How do you create a Gaussian Splat?

How Do You Create a Gaussian Splat?

Creating a 3D Gaussian Splat (3DGS) model follows a structured workflow: data capture, dataset preparation, training, and export. A Gaussian Splat model represents a scene using millions of 3D ellipsoids, known as "splats." Each splat contains:

• 3D position (X, Y, Z)
• Covariance (shape and orientation)
• Opacity
• View-dependent colour (via spherical harmonics)

Instead of building mesh geometry, the scene is rendered directly from these splats using GPU rasterisation.

1. Data Capture (The Most Critical Stage)

Data capture determines model quality and typically represents the majority of the effort.

Ground Capture

Use a high-resolution camera with:

• Manual exposure
• Manual focus
• Fixed focal length
• Locked white balance

Shoot in 4K (minimum) if recording video. Maintain strong parallax—avoid simple left-to-right pans. Move through the space to create depth variation.

Drone Capture

Use UAVs with large sensors and full manual controls. Fly slow, consistent paths and achieve 70–80% image overlap. Capture multiple altitudes for complete geometry.

Manual exposure and focus are essential. Automatic settings frequently cause reconstruction failures.

2. Dataset Preparation

Images or video frames are organised into a structured dataset ready for processing.

Common software options include:

• Jawset Postshot (local GUI)
• MIPMAP (local GUI)
• Luma AI (cloud-based)
• XGrids (hardware + pipeline)

Tool choice depends on dataset size, GPU capability, scalability requirements, and budget.
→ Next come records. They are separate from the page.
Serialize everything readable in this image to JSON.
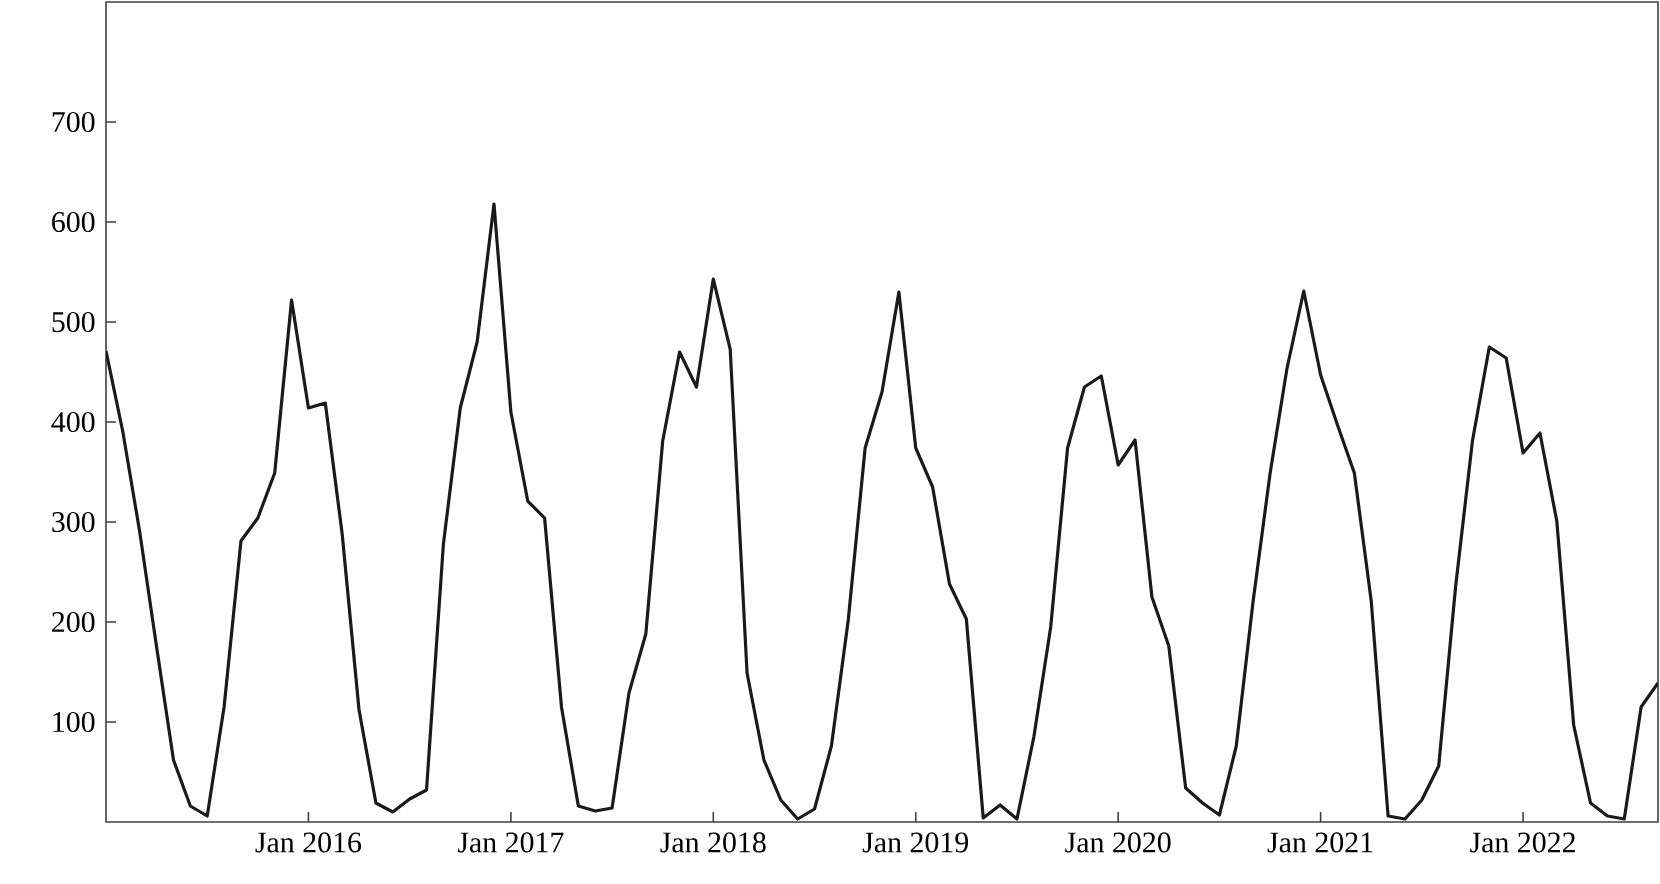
{
  "chart_data": {
    "type": "line",
    "x": [
      "2015-01",
      "2015-02",
      "2015-03",
      "2015-04",
      "2015-05",
      "2015-06",
      "2015-07",
      "2015-08",
      "2015-09",
      "2015-10",
      "2015-11",
      "2015-12",
      "2016-01",
      "2016-02",
      "2016-03",
      "2016-04",
      "2016-05",
      "2016-06",
      "2016-07",
      "2016-08",
      "2016-09",
      "2016-10",
      "2016-11",
      "2016-12",
      "2017-01",
      "2017-02",
      "2017-03",
      "2017-04",
      "2017-05",
      "2017-06",
      "2017-07",
      "2017-08",
      "2017-09",
      "2017-10",
      "2017-11",
      "2017-12",
      "2018-01",
      "2018-02",
      "2018-03",
      "2018-04",
      "2018-05",
      "2018-06",
      "2018-07",
      "2018-08",
      "2018-09",
      "2018-10",
      "2018-11",
      "2018-12",
      "2019-01",
      "2019-02",
      "2019-03",
      "2019-04",
      "2019-05",
      "2019-06",
      "2019-07",
      "2019-08",
      "2019-09",
      "2019-10",
      "2019-11",
      "2019-12",
      "2020-01",
      "2020-02",
      "2020-03",
      "2020-04",
      "2020-05",
      "2020-06",
      "2020-07",
      "2020-08",
      "2020-09",
      "2020-10",
      "2020-11",
      "2020-12",
      "2021-01",
      "2021-02",
      "2021-03",
      "2021-04",
      "2021-05",
      "2021-06",
      "2021-07",
      "2021-08",
      "2021-09",
      "2021-10",
      "2021-11",
      "2021-12",
      "2022-01",
      "2022-02",
      "2022-03",
      "2022-04",
      "2022-05",
      "2022-06",
      "2022-07",
      "2022-08",
      "2022-09"
    ],
    "series": [
      {
        "color": "#1a1a1a",
        "values": [
          471,
          390,
          290,
          175,
          62,
          16,
          6,
          115,
          281,
          304,
          349,
          522,
          414,
          419,
          288,
          112,
          19,
          10,
          23,
          32,
          278,
          414,
          480,
          618,
          410,
          321,
          304,
          115,
          16,
          11,
          14,
          129,
          188,
          381,
          470,
          435,
          543,
          473,
          149,
          62,
          22,
          3,
          13,
          76,
          202,
          374,
          430,
          530,
          374,
          335,
          238,
          203,
          4,
          17,
          3,
          85,
          195,
          374,
          435,
          446,
          357,
          382,
          225,
          176,
          34,
          19,
          7,
          76,
          221,
          348,
          453,
          531,
          447,
          397,
          349,
          221,
          6,
          3,
          22,
          56,
          235,
          381,
          475,
          464,
          369,
          389,
          301,
          97,
          19,
          6,
          3,
          115,
          139
        ]
      }
    ],
    "xlim": [
      "2015-01",
      "2022-09"
    ],
    "xticks": [
      {
        "value": "2016-01",
        "label": "Jan 2016"
      },
      {
        "value": "2017-01",
        "label": "Jan 2017"
      },
      {
        "value": "2018-01",
        "label": "Jan 2018"
      },
      {
        "value": "2019-01",
        "label": "Jan 2019"
      },
      {
        "value": "2020-01",
        "label": "Jan 2020"
      },
      {
        "value": "2021-01",
        "label": "Jan 2021"
      },
      {
        "value": "2022-01",
        "label": "Jan 2022"
      }
    ],
    "ylim": [
      0,
      820
    ],
    "yticks": [
      100,
      200,
      300,
      400,
      500,
      600,
      700
    ],
    "grid": false,
    "marker": "none",
    "line_style": "solid"
  }
}
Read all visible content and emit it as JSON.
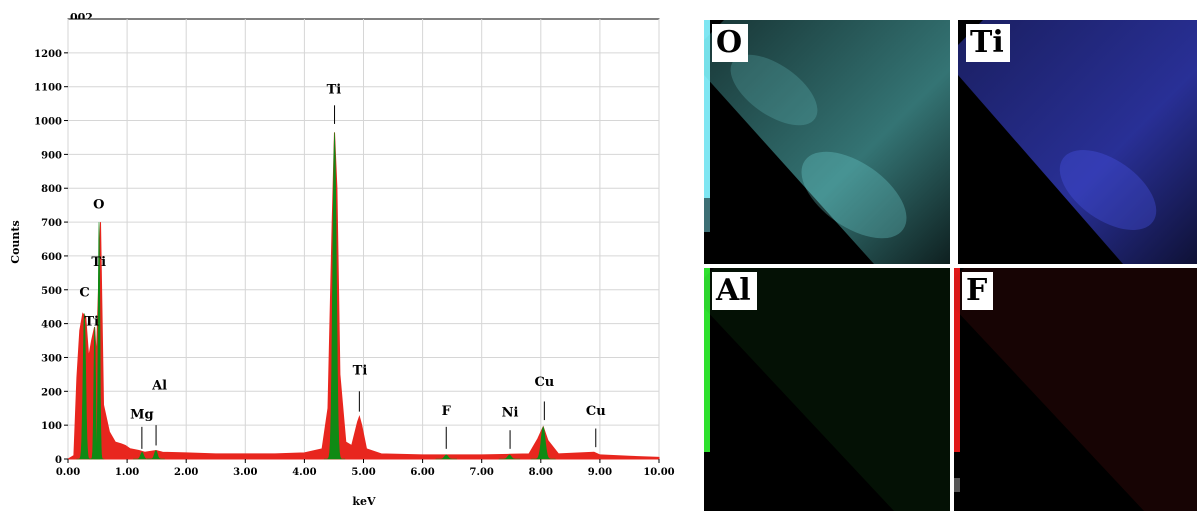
{
  "chart_data": {
    "type": "line",
    "title": "002",
    "xlabel": "keV",
    "ylabel": "Counts",
    "xlim": [
      0,
      10
    ],
    "ylim": [
      0,
      1300
    ],
    "xticks": [
      "0.00",
      "1.00",
      "2.00",
      "3.00",
      "4.00",
      "5.00",
      "6.00",
      "7.00",
      "8.00",
      "9.00",
      "10.00"
    ],
    "yticks": [
      "0",
      "100",
      "200",
      "300",
      "400",
      "500",
      "600",
      "700",
      "800",
      "900",
      "1000",
      "1100",
      "1200"
    ],
    "grid": true,
    "spectrum_color": "#e8261e",
    "peak_color": "#0f8a14",
    "spectrum": [
      {
        "x": 0.0,
        "y": 0
      },
      {
        "x": 0.1,
        "y": 10
      },
      {
        "x": 0.15,
        "y": 240
      },
      {
        "x": 0.2,
        "y": 380
      },
      {
        "x": 0.25,
        "y": 430
      },
      {
        "x": 0.3,
        "y": 420
      },
      {
        "x": 0.35,
        "y": 300
      },
      {
        "x": 0.4,
        "y": 350
      },
      {
        "x": 0.45,
        "y": 390
      },
      {
        "x": 0.48,
        "y": 300
      },
      {
        "x": 0.52,
        "y": 520
      },
      {
        "x": 0.55,
        "y": 700
      },
      {
        "x": 0.6,
        "y": 160
      },
      {
        "x": 0.7,
        "y": 80
      },
      {
        "x": 0.8,
        "y": 50
      },
      {
        "x": 0.9,
        "y": 45
      },
      {
        "x": 0.97,
        "y": 40
      },
      {
        "x": 1.05,
        "y": 30
      },
      {
        "x": 1.2,
        "y": 25
      },
      {
        "x": 1.3,
        "y": 20
      },
      {
        "x": 1.49,
        "y": 25
      },
      {
        "x": 1.6,
        "y": 20
      },
      {
        "x": 2.0,
        "y": 18
      },
      {
        "x": 2.5,
        "y": 15
      },
      {
        "x": 3.0,
        "y": 15
      },
      {
        "x": 3.5,
        "y": 15
      },
      {
        "x": 4.0,
        "y": 18
      },
      {
        "x": 4.3,
        "y": 30
      },
      {
        "x": 4.4,
        "y": 150
      },
      {
        "x": 4.47,
        "y": 700
      },
      {
        "x": 4.51,
        "y": 965
      },
      {
        "x": 4.55,
        "y": 800
      },
      {
        "x": 4.6,
        "y": 250
      },
      {
        "x": 4.7,
        "y": 50
      },
      {
        "x": 4.8,
        "y": 40
      },
      {
        "x": 4.9,
        "y": 110
      },
      {
        "x": 4.93,
        "y": 125
      },
      {
        "x": 4.97,
        "y": 100
      },
      {
        "x": 5.05,
        "y": 30
      },
      {
        "x": 5.3,
        "y": 15
      },
      {
        "x": 6.0,
        "y": 12
      },
      {
        "x": 6.5,
        "y": 12
      },
      {
        "x": 7.0,
        "y": 12
      },
      {
        "x": 7.48,
        "y": 14
      },
      {
        "x": 7.8,
        "y": 15
      },
      {
        "x": 7.95,
        "y": 60
      },
      {
        "x": 8.04,
        "y": 95
      },
      {
        "x": 8.12,
        "y": 55
      },
      {
        "x": 8.3,
        "y": 15
      },
      {
        "x": 8.9,
        "y": 20
      },
      {
        "x": 9.0,
        "y": 12
      },
      {
        "x": 9.5,
        "y": 8
      },
      {
        "x": 10.0,
        "y": 5
      }
    ],
    "peaks": [
      {
        "element": "C",
        "center": 0.277,
        "height": 430,
        "width": 0.045
      },
      {
        "element": "O",
        "center": 0.525,
        "height": 700,
        "width": 0.03
      },
      {
        "element": "Ti",
        "center": 0.452,
        "height": 390,
        "width": 0.03
      },
      {
        "element": "Mg",
        "center": 1.254,
        "height": 20,
        "width": 0.05
      },
      {
        "element": "Al",
        "center": 1.487,
        "height": 25,
        "width": 0.05
      },
      {
        "element": "Ti",
        "center": 4.51,
        "height": 965,
        "width": 0.06
      },
      {
        "element": "F",
        "center": 6.4,
        "height": 12,
        "width": 0.06
      },
      {
        "element": "Ni",
        "center": 7.47,
        "height": 12,
        "width": 0.06
      },
      {
        "element": "Cu",
        "center": 8.04,
        "height": 95,
        "width": 0.07
      }
    ],
    "annotations": [
      {
        "label": "C",
        "x": 0.28,
        "y": 480,
        "marker": false
      },
      {
        "label": "O",
        "x": 0.52,
        "y": 740,
        "marker": false
      },
      {
        "label": "Ti",
        "x": 0.52,
        "y": 570,
        "marker": false
      },
      {
        "label": "Ti",
        "x": 0.4,
        "y": 395,
        "marker": false
      },
      {
        "label": "Al",
        "x": 1.55,
        "y": 205,
        "marker": false
      },
      {
        "label": "Mg",
        "x": 1.25,
        "y": 120,
        "marker": true,
        "marker_x": 1.25,
        "marker_top": 95,
        "marker_bottom": 30
      },
      {
        "label": "Al",
        "x": 1.49,
        "y": 0,
        "marker": true,
        "hide_label": true,
        "marker_x": 1.49,
        "marker_top": 100,
        "marker_bottom": 40
      },
      {
        "label": "Ti",
        "x": 4.5,
        "y": 1080,
        "marker": true,
        "marker_x": 4.51,
        "marker_top": 1045,
        "marker_bottom": 990
      },
      {
        "label": "Ti",
        "x": 4.94,
        "y": 250,
        "marker": true,
        "marker_x": 4.93,
        "marker_top": 200,
        "marker_bottom": 140
      },
      {
        "label": "F",
        "x": 6.4,
        "y": 130,
        "marker": true,
        "marker_x": 6.4,
        "marker_top": 95,
        "marker_bottom": 30
      },
      {
        "label": "Ni",
        "x": 7.48,
        "y": 125,
        "marker": true,
        "marker_x": 7.48,
        "marker_top": 85,
        "marker_bottom": 30
      },
      {
        "label": "Cu",
        "x": 8.06,
        "y": 215,
        "marker": true,
        "marker_x": 8.06,
        "marker_top": 170,
        "marker_bottom": 115
      },
      {
        "label": "Cu",
        "x": 8.93,
        "y": 130,
        "marker": true,
        "marker_x": 8.93,
        "marker_top": 90,
        "marker_bottom": 35
      }
    ]
  },
  "element_maps": [
    {
      "label": "O",
      "bar_color": "#7fe6f2",
      "glow_color": "#5fd3d3"
    },
    {
      "label": "Ti",
      "bar_color": "#000000",
      "glow_color": "#3a44d6"
    },
    {
      "label": "Al",
      "bar_color": "#2ee02e",
      "glow_color": "#1f8a2a"
    },
    {
      "label": "F",
      "bar_color": "#e01818",
      "glow_color": "#b02020"
    }
  ]
}
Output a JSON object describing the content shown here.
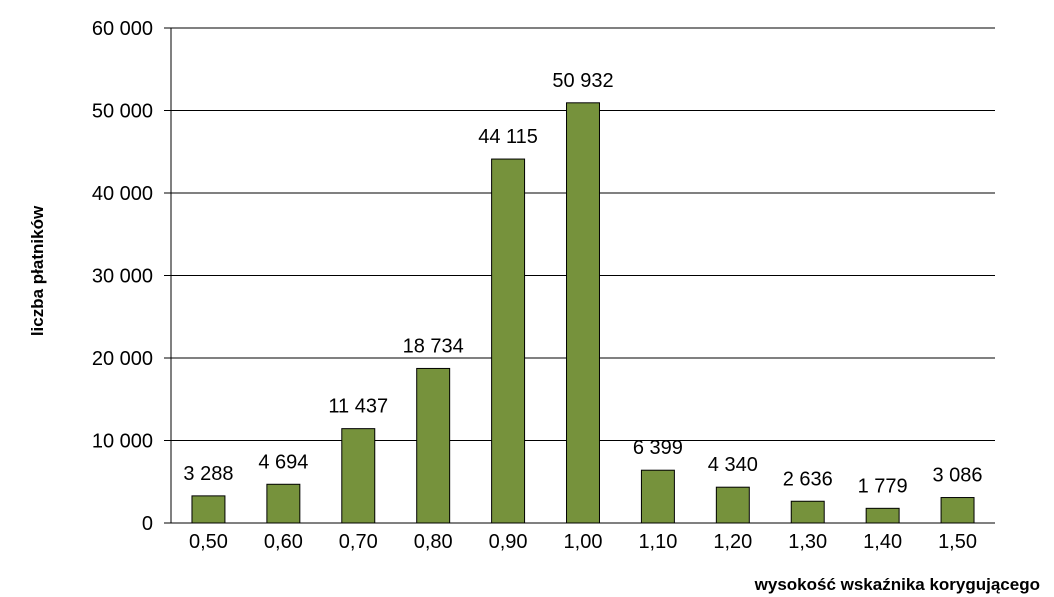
{
  "chart_data": {
    "type": "bar",
    "title": "",
    "xlabel": "wysokość wskaźnika korygującego",
    "ylabel": "liczba płatników",
    "categories": [
      "0,50",
      "0,60",
      "0,70",
      "0,80",
      "0,90",
      "1,00",
      "1,10",
      "1,20",
      "1,30",
      "1,40",
      "1,50"
    ],
    "values": [
      3288,
      4694,
      11437,
      18734,
      44115,
      50932,
      6399,
      4340,
      2636,
      1779,
      3086
    ],
    "value_labels": [
      "3 288",
      "4 694",
      "11 437",
      "18 734",
      "44 115",
      "50 932",
      "6 399",
      "4 340",
      "2 636",
      "1 779",
      "3 086"
    ],
    "ylim": [
      0,
      60000
    ],
    "yticks": [
      0,
      10000,
      20000,
      30000,
      40000,
      50000,
      60000
    ],
    "ytick_labels": [
      "0",
      "10 000",
      "20 000",
      "30 000",
      "40 000",
      "50 000",
      "60 000"
    ],
    "grid": true,
    "bar_color": "#76923c",
    "bar_edge_color": "#000000"
  }
}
3. Training (Core Computational Stage)

Training is the optimisation phase where the system reconstructs the scene.

The process:

• Images (with known camera positions) are imported.
• Initial splats are placed in 3D space.
• Optimisation algorithms (e.g., gradient descent) iteratively adjust each splat’s:
  • Position
  • Size and shape
  • Colour
  • Opacity

The goal is to minimise the difference between rendered views and original images.

During densification:

• Splats may split
• Weak splats are removed.
• Scene density increases

Training time ranges from minutes to many hours, depending on dataset size and GPU performance. Modern GPUs (NVIDIA, AMD, Apple Metal) dramatically accelerate processing.

4. Output and Deployment

Once the data has trained, the 3DGS model can be exported as:

• .ply splat files (for CAD/GIS integration)
• Web viewer packages (browser-based inspection)
• Custom viewers with LOD control
• Self-hosted website embeds

These outputs support measurement, remote inspection, planning, collaboration, VR/AR, and engineering workflows.

For commercial deployment:

• Host splat files on a CDN
• Use WebGL viewers
• Enable progressive loading

Common Failure Points

Most reconstruction failures stem from capture errors:

• Insufficient image count
• Poor overlap
• Inconsistent exposure
• Variable focus or focal length
• Motion blur or rolling shutter
• Reflective or moving objects
• Inadequate GPU hardware

Nearly all issues trace back to inconsistent or incomplete data capture.

Conclusion

Successful Gaussian Splat creation depends on:

1. High-quality, controlled image acquisition
2. Structured dataset preparation
3. Proper GPU-accelerated training
4. Correct export for intended use

Master the capture stage first—because no amount of processing can repair fundamentally poor input data.